I am learning to identify ways we use language for different purposes so that my writing can be more effective for its intended audience.
- I can identify the language that is used the text to create a particular effect
- I can explain how descriptive language creates imagery for the audience
- I can use my own ideas to create descriptive writing for an intended audience
More information about using language to build imagery can be found in the English Textual Concepts video Connotation, Imagery & Symbol.
Assign roles to students and read or act out the play. Following this, ask students what kind of audience Sneaky Sid and Tricky Terry were trying to appeal to (people who enjoy scary rides) and what words and phrases they used to get them interested in going on the Ghastly Ghost Train. Answers may include:
- Shiver and quiver
- Your legs will turn to jelly
- Scared out of your skin
- It’ll give you nightmares for weeks
- Your teeth will chatter
- Your nerves will be shattered
- Five minutes of absolute terror
Discuss the difference in impact in using descriptive phrases such as these, rather than just telling people the ride is scary.

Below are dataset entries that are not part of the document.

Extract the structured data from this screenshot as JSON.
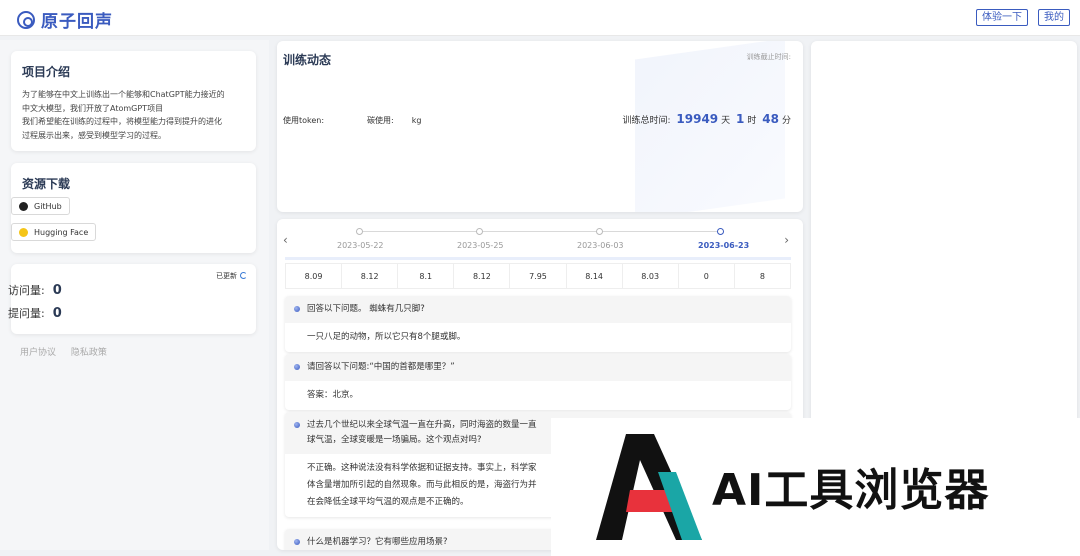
{
  "header": {
    "logo_text": "原子回声",
    "try_button": "体验一下",
    "mine_button": "我的"
  },
  "intro": {
    "title": "项目介绍",
    "lines": [
      "为了能够在中文上训练出一个能够和ChatGPT能力接近的",
      "中文大模型，我们开放了AtomGPT项目",
      "我们希望能在训练的过程中，将模型能力得到提升的进化",
      "过程展示出来，感受到模型学习的过程。"
    ]
  },
  "downloads": {
    "title": "资源下载",
    "github": "GitHub",
    "huggingface": "Hugging Face"
  },
  "stats": {
    "updated": "已更新",
    "visit_label": "访问量:",
    "visit_value": "0",
    "ask_label": "提问量:",
    "ask_value": "0"
  },
  "footer": {
    "agreement": "用户协议",
    "privacy": "隐私政策"
  },
  "training": {
    "title": "训练动态",
    "deadline": "训练截止时间:",
    "token_label": "使用token:",
    "carbon_label": "碳使用:",
    "carbon_unit": "kg",
    "total_label": "训练总时间:",
    "days": "19949",
    "days_unit": "天",
    "hours": "1",
    "hours_unit": "时",
    "minutes": "48",
    "minutes_unit": "分"
  },
  "timeline": {
    "dates": [
      "2023-05-22",
      "2023-05-25",
      "2023-06-03",
      "2023-06-23"
    ],
    "active_index": 3,
    "scores": [
      "8.09",
      "8.12",
      "8.1",
      "8.12",
      "7.95",
      "8.14",
      "8.03",
      "0",
      "8"
    ]
  },
  "qa": [
    {
      "q": "回答以下问题。 蜘蛛有几只脚?",
      "a": "一只八足的动物，所以它只有8个腿或脚。"
    },
    {
      "q": "请回答以下问题:“中国的首都是哪里？”",
      "a": "答案：北京。"
    },
    {
      "q": "过去几个世纪以来全球气温一直在升高，同时海盗的数量一直",
      "q2": "球气温，全球变暖是一场骗局。这个观点对吗?",
      "a": "不正确。这种说法没有科学依据和证据支持。事实上，科学家",
      "a2": "体含量增加所引起的自然现象。而与此相反的是，海盗行为并",
      "a3": "在会降低全球平均气温的观点是不正确的。"
    },
    {
      "q": "什么是机器学习？它有哪些应用场景?"
    }
  ],
  "watermark": {
    "text": "AI工具浏览器"
  },
  "colors": {
    "accent": "#3a5bbf",
    "watermark_red": "#e8323c",
    "watermark_teal": "#1aa6a6"
  }
}
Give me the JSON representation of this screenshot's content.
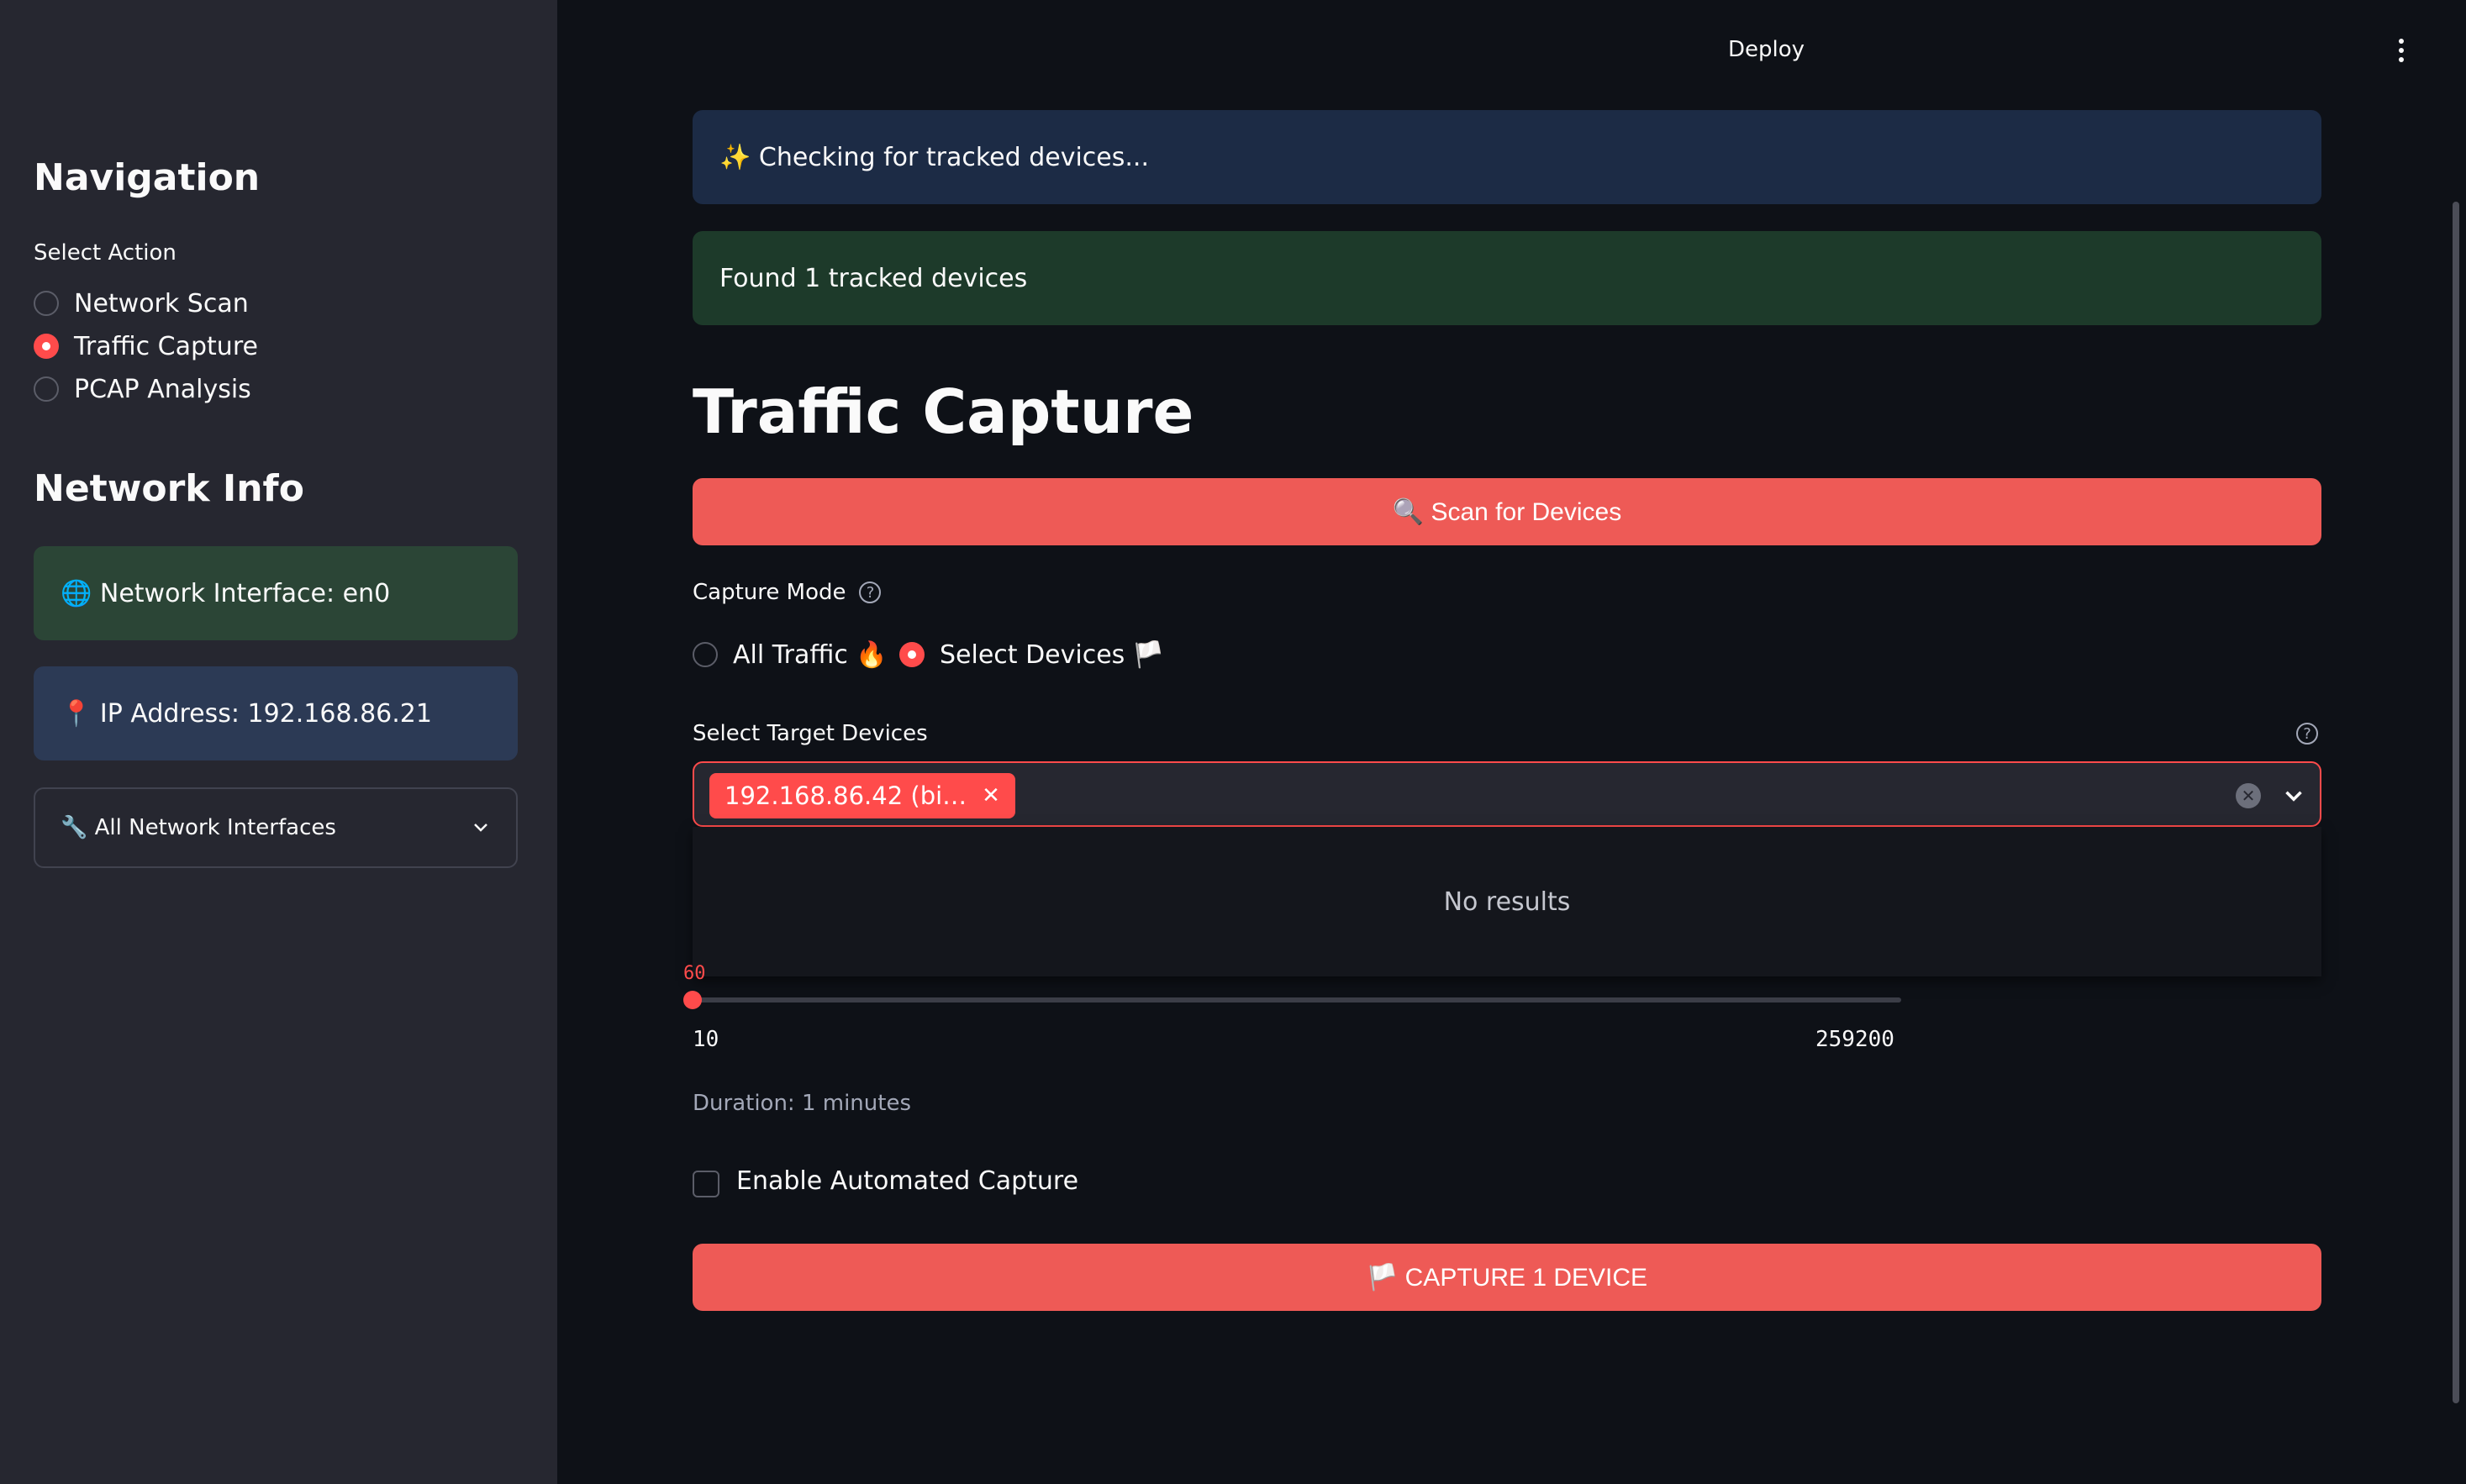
{
  "topbar": {
    "deploy_label": "Deploy"
  },
  "sidebar": {
    "nav_heading": "Navigation",
    "select_action_label": "Select Action",
    "actions": [
      {
        "label": "Network Scan",
        "selected": false
      },
      {
        "label": "Traffic Capture",
        "selected": true
      },
      {
        "label": "PCAP Analysis",
        "selected": false
      }
    ],
    "network_heading": "Network Info",
    "interface_text": "🌐 Network Interface: en0",
    "ip_text": "📍 IP Address: 192.168.86.21",
    "interfaces_expander": "🔧 All Network Interfaces"
  },
  "main": {
    "info_alert": "✨ Checking for tracked devices...",
    "success_alert": "Found 1 tracked devices",
    "title": "Traffic Capture",
    "scan_button": "🔍 Scan for Devices",
    "capture_mode_label": "Capture Mode",
    "capture_modes": [
      {
        "label": "All Traffic 🔥",
        "selected": false
      },
      {
        "label": "Select Devices 🏳️",
        "selected": true
      }
    ],
    "target_devices_label": "Select Target Devices",
    "selected_chip": "192.168.86.42 (bi…",
    "dropdown_message": "No results",
    "slider": {
      "current": "60",
      "min": "10",
      "max": "259200",
      "value": 60
    },
    "duration_caption": "Duration: 1 minutes",
    "automated_capture_label": "Enable Automated Capture",
    "automated_capture_checked": false,
    "capture_button": "🏳️ CAPTURE 1 DEVICE"
  },
  "colors": {
    "accent": "#ff4b4b",
    "button": "#ee5a56",
    "info_bg": "#1c2b45",
    "success_bg": "#1d3a2a",
    "sidebar_bg": "#262730",
    "main_bg": "#0e1117"
  }
}
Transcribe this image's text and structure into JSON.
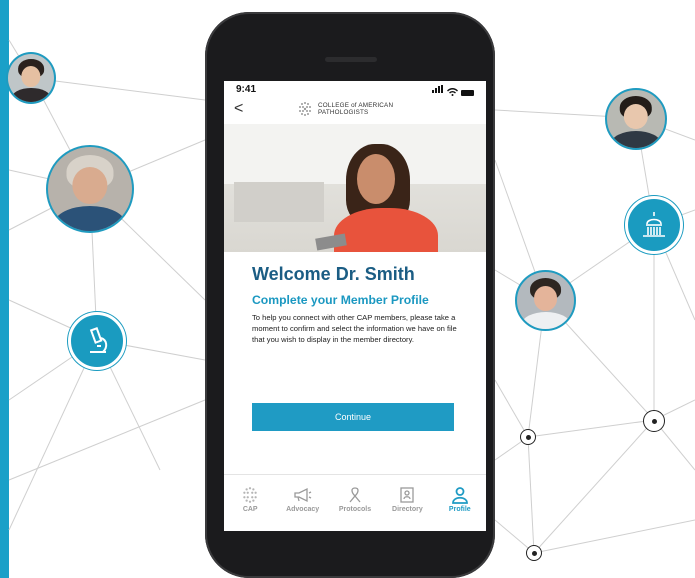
{
  "status_bar": {
    "time": "9:41"
  },
  "app": {
    "back_glyph": "<",
    "logo_line1": "COLLEGE of AMERICAN",
    "logo_line2": "PATHOLOGISTS"
  },
  "profile_prompt": {
    "title": "Welcome Dr. Smith",
    "subtitle": "Complete your Member Profile",
    "description": "To help you connect with other CAP members, please take a moment to confirm and select the information we have on file that you wish to display in the member directory.",
    "button_label": "Continue"
  },
  "tabs": [
    {
      "label": "CAP",
      "icon": "cap-logo-icon",
      "active": false
    },
    {
      "label": "Advocacy",
      "icon": "megaphone-icon",
      "active": false
    },
    {
      "label": "Protocols",
      "icon": "ribbon-icon",
      "active": false
    },
    {
      "label": "Directory",
      "icon": "directory-icon",
      "active": false
    },
    {
      "label": "Profile",
      "icon": "person-icon",
      "active": true
    }
  ],
  "colors": {
    "accent": "#1f9bc4",
    "title": "#1b5d84",
    "left_bar": "#1aa0c8"
  },
  "network_nodes": [
    "microscope-icon",
    "capitol-icon"
  ]
}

Students should then work with a partner or small group to produce their own idea for a ride. Unlike Sneaky Sid and Tricky Terry, their ride should be a real one and not something to swindle people out of their money. Once they have settled on an idea, they should figure out who their ride will appeal to (e.g. it may be a wild rollercoaster for thrill-seekers, or a calm merry–go-round for small children). They should then brainstorm what words and phrases they should use to communicate what people would like about the ride.
Inform students that they are to imagine they are the owners of the ride and they need to stand in front of it and convince people to have a turn. They should write a short script for this scenario and perform it for the class.